When iOS 11 finally lands this fall, iPhone users might be able to stop using their third-party QR code scanner apps and instead, just use the Camera app included by Apple. The company unveiled iOS 11 at WWDC earlier this week, and now that some developers who are at the conference have gotten a chance to try out the beta, a variety of tidbits about it are starting to come out.
iPhone Camera app in iOS 11 can read QR codes
Currently, iPhone, iPad and iPod users have to download a third-party app if they want to scan QR codes. However, according to Mac Rumors, some developers who have had an opportunity to try out the iOS 11 beta have posted details about the QR code scanning feature on Twitter. From what has been posted, it looks to be very basic and easily accessible through the Camera app on the iPhone, iPad or iPod.
To scan a QR code in iOS 11, users just have to open up the Camera app and then aim the device at the code. A notification pops up when the app recognizes that there’s a QR code in front of the device, and the user just has to tap on that notification to scan the code.
iOS 11 takes QR code scanning to the next level
Apparently, iOS 11 is even able to recognize what a QR code is about and then ask the device user if they want to act on it. For example, one Twitter user reports that the reader recognizes when a provided code is a Wi-Fi network and asks the user if they want to join the network. Another said that the reader will offer to add someone to the user’s Contacts if the QR code is aimed in that direction. There are also many other examples of what codes can be designed to do when they are scanned by a device.
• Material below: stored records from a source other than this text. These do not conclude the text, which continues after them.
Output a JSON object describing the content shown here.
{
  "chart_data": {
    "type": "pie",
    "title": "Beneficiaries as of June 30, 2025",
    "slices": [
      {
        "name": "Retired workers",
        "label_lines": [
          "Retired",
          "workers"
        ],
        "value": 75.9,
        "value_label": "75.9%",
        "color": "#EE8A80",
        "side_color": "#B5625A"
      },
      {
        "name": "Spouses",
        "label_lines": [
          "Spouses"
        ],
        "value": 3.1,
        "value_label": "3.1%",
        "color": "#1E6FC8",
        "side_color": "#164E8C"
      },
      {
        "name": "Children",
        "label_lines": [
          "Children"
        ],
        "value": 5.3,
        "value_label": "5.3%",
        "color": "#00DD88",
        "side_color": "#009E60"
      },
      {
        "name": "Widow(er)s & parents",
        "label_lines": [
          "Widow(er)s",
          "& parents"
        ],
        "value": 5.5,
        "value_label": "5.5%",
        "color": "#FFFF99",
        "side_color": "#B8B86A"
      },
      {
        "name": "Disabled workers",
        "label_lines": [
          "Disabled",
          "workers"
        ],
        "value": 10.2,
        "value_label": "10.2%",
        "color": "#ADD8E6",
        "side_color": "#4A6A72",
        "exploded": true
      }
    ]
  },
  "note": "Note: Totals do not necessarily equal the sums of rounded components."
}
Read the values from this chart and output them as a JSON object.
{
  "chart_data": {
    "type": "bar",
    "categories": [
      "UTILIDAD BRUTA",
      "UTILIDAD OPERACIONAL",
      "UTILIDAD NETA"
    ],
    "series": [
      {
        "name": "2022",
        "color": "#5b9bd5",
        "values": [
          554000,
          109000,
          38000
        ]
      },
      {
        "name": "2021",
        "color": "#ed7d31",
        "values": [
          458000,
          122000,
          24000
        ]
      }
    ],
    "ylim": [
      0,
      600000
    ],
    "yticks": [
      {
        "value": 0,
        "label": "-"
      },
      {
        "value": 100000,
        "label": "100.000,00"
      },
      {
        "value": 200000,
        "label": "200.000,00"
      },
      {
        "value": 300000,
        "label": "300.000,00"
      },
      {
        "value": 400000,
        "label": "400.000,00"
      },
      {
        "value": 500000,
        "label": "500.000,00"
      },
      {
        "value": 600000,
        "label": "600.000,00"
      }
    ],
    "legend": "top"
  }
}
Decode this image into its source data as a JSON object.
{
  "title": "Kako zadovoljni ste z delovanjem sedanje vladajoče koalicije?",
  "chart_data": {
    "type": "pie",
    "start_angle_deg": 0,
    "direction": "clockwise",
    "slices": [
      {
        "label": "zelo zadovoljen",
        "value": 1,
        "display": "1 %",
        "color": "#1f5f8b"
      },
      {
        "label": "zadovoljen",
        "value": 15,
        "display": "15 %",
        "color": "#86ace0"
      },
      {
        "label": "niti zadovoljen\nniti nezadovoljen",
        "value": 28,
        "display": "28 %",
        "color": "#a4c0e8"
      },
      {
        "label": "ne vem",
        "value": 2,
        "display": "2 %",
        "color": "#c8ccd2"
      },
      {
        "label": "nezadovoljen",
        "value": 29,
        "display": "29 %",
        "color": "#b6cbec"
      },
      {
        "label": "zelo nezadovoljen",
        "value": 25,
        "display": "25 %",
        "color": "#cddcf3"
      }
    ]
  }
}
The QR code scanner is set to “on” by default in the Camera app, but users can turn it off (or back on again) in the Settings app under “Camera.”
Why did Apple suddenly adopt QR codes?
Even if you’re not familiar with QR codes, you’ve probably seen them and not even realized it. Many companies include the odd-looking scrambled squares on their product packaging, and when you scan one using your device, they perform some sort of action, such as bringing up a website or sharing contact information. They’ve been around for decades, although in the U.S., they never became very popular, which may be why Apple decided it was never worth the effort to add native support for them.
However, the company is trying to reach consumers in China and throughout Asia, where QR codes are more widely used. TechCrunch feels that Apple’s sudden interest in the technology has arrived too late and that it will make very little difference that iOS 11 will support it.
In all likelihood, Alipay and WeChat users will keep using those apps to scan the QR codes to make payments, add contacts or download so-called “mini-programs” in WeChat. The same is probably true of users in other countries using other apps or services that support these codes. In reality, it’s hard to imagine what Apple may be thinking, other than that it now has to keep up with tech trends in Asia as well as in the U.S. The company tends to be late to the party with new technology anyway these days — although it tries to be fashionably late.